Apa yang terjadi jika syarat ini dilanggar? Seperti yang berlaku pada
2007 silam. Kala itu  larung sesaji kurang lengkap. Alhasil, ritual
sesaji yang dilakukan itu nyaris saja membawa bencana. Terlebih lagi
ritual dilakukan di bulan Ruwah menurut kalender Jawa. Padahal, menurut
perhitungan Mbah Ronggo, bulan Ruwah kurang baik untuk larung sesaji.
Lebih bagus lagi, kalau dilaksanakan di bulan Suro. Tapi, ketika itu
Mbah Ronggo hanya diam saja. Karena ia memang tidak diajak musyawarah
oleh pihak panitia. Maka supaya lebih sempurna lagi, Mbah Ronggo terus
melaksanakan selamatan lagi di tepi kawah, tujuannya untuk melengkapi
supaya lebih sempurna.

Untuk meredam amuk Gunung Kelud ketika itu, tak kurang dari 25
paranormal yang berada di sekitarnya menggelar ritual di sekitar danau
kawah untuk meminta agar bencana letusan gunung api tidak terjadi.

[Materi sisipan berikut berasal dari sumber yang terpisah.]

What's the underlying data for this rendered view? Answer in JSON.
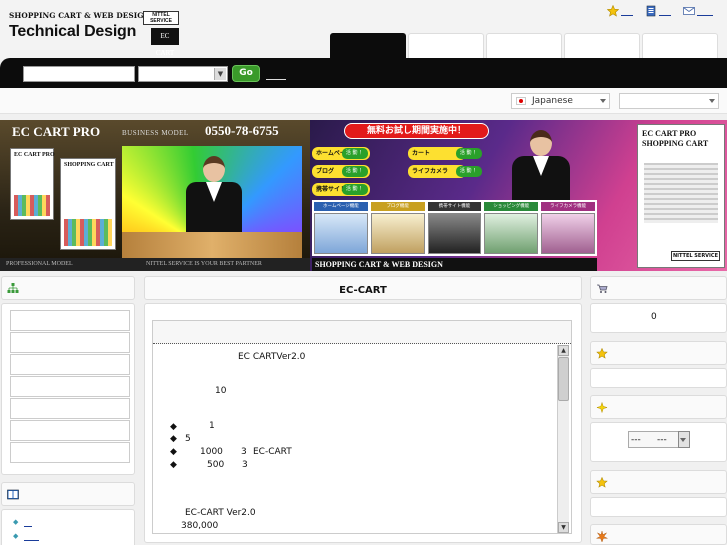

Sebagai salah satu gunung berapi yang masih aktif di Jawa, Gunung Kelud
memang masih menyimpan misteri. Seperti Merapi yang bertengger di ujung
utara Yogyakarta, Kelud di Jawa Timur juga sering kurda. Kalau sedang
mengamuk, juga amat ganas.

Gunung Kelud berada sekitar 35 kilometer dari Kediri. Kalau ditempuh
dari Blitar, jaraknya lebih kurang 24 kilometer. Di puncak Kelud,
terdapat danau kawah, volumenya mencapai jutaan meter kubik. Punggung
Kelud, merupakan daerah pertanian yang subur. Berupa perkebunan dan jadi
lahan produksi tanaman pangan bagi penduduk di sekitarnya.

Meski sehari-hari tampak tenang dan damai, setiap saat wilayah itu
mungkin sekali tiba-tiba bisa menjadi wilayah yang mengerikan. Yakni
ketika Kelud mengamuk. Uniknya, Kelud biasa meletus pada malam hari.

Yang tak kalah unik, sebelum meletus, Kelud selalu memberi tanda dengan
suara gemuruh lebih dulu. Kemudian melontarkan berbagai material yang
panasnya bisa mencapai 300 hingga 500 derajat Celcius. Daya rusaknya
juga amat dahsyat seperti mengamuknya ‘wedhus gembel’ Merapi.
Meluluhlantakkan daerah sekitarnya dan bisa merenggut banyak korban
jiwa.

Sejak tahun 1000 Kelud telah meletus sebanyak 23 kali. Interval
letusannya rata-rata berlangsung setiap 15 tahun sekali. Paling pendek 3
tahun, berlangsung pada tahun 1848, kemudian disusul pada 1851. Tapi
Kelud pernah bersikap manis selama sekitar 37 tahun. Selama itu, ‘sakit
batuk’ pun belum pernah. Apalagi sampai ‘muntah berat’. Hal ini
berlangsung pada 1864 hingga 1901.

Entah apa yang membuat Kelud selama 37 tahun tak pernah sakit-sakitan.
Barangkali para ‘penunggunya’ merasa enjoy karena warga sekitarnya rutin
mengirim ‘makanan kesehatan’ berupa berbagai jenis sesaji, seperti yang
kerap dilakukan oleh warga desa Sugihwaras tersebut.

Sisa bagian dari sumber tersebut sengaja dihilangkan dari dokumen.